Indeed, this collection is a little pilgrimage: starting with an introduction to the life of Franceso Bernadone, reflecting and provoking reflection on his life of simplicity and peace, highlighting parallels between his choices and ours, and closing with suggested questions to move the reader in spirit and action.

At first Abigail Carroll’s questions to St Francis appear frivolous, individual and, perhaps, unworthy of our time, yet it is these very factors that make this a worthwhile read. As Carroll takes the time to note, it is our tendency today to be ‘rendered numb for hours on end’ by computer screens (p.50), ‘decoupled from nature’ (p.51), trying desperately to defend our possessions (p.37), but in this book Carroll holds before us the picture of a man who walked away from worldly possessions, who embraced lepers, who chose the plain brown of larks over the rich materials of his family, who sought peace, and in this man, we are made to reflect on our own choices.

What motivated Francis to live such an extreme life? What sustained him?  These questions are asked through a diversity of subjects, both flippant and serious – art, war, tiny homes, sunrises, personal independence, death –  and through these questions she voices questions which should be our own – are my possessions my security?

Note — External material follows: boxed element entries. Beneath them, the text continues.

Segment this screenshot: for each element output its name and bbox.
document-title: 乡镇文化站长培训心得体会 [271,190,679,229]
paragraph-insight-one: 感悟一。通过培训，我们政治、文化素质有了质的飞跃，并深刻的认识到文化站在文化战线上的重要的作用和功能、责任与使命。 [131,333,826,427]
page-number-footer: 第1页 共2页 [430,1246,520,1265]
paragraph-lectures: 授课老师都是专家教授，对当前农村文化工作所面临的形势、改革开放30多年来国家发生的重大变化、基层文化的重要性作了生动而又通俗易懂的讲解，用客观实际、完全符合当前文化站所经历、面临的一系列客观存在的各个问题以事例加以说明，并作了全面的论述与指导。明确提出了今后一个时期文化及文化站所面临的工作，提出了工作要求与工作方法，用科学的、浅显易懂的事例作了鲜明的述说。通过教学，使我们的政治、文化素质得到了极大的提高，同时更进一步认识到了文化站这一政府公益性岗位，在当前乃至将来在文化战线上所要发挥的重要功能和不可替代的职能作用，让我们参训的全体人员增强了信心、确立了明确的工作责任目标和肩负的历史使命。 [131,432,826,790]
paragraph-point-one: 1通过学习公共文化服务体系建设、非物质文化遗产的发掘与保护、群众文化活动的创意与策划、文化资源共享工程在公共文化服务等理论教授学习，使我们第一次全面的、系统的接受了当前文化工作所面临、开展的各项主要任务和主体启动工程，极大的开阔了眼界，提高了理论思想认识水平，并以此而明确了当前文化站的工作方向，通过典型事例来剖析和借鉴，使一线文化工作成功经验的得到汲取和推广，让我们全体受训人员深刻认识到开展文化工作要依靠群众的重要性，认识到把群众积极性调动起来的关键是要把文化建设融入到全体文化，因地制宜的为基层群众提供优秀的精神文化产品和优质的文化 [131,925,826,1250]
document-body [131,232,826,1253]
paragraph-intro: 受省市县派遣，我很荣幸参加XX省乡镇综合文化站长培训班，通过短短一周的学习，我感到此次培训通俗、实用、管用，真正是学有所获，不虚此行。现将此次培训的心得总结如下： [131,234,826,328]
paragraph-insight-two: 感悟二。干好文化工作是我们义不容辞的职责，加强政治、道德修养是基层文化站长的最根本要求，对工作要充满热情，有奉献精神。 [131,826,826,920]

Is dependence on others as terrible as we sometimes think? What would we give to help another? To make peace? And how important is it to have a functioning showerhead?

I personally found the poetic layout confusing at first, being unfamiliar with this style of writing. However, in content, these letters encourage consideration of what may be learnt from the lives of the faithful across history in a way that is contemporary and open. This book is quite brief, making it relatively easy to read. This is a good book for a quiet moment.

Flyck Clift is undertaking theological studies at Ridley College in Melbourne after nursing helped her identify her interest in promoting spiritual health as well as physical health.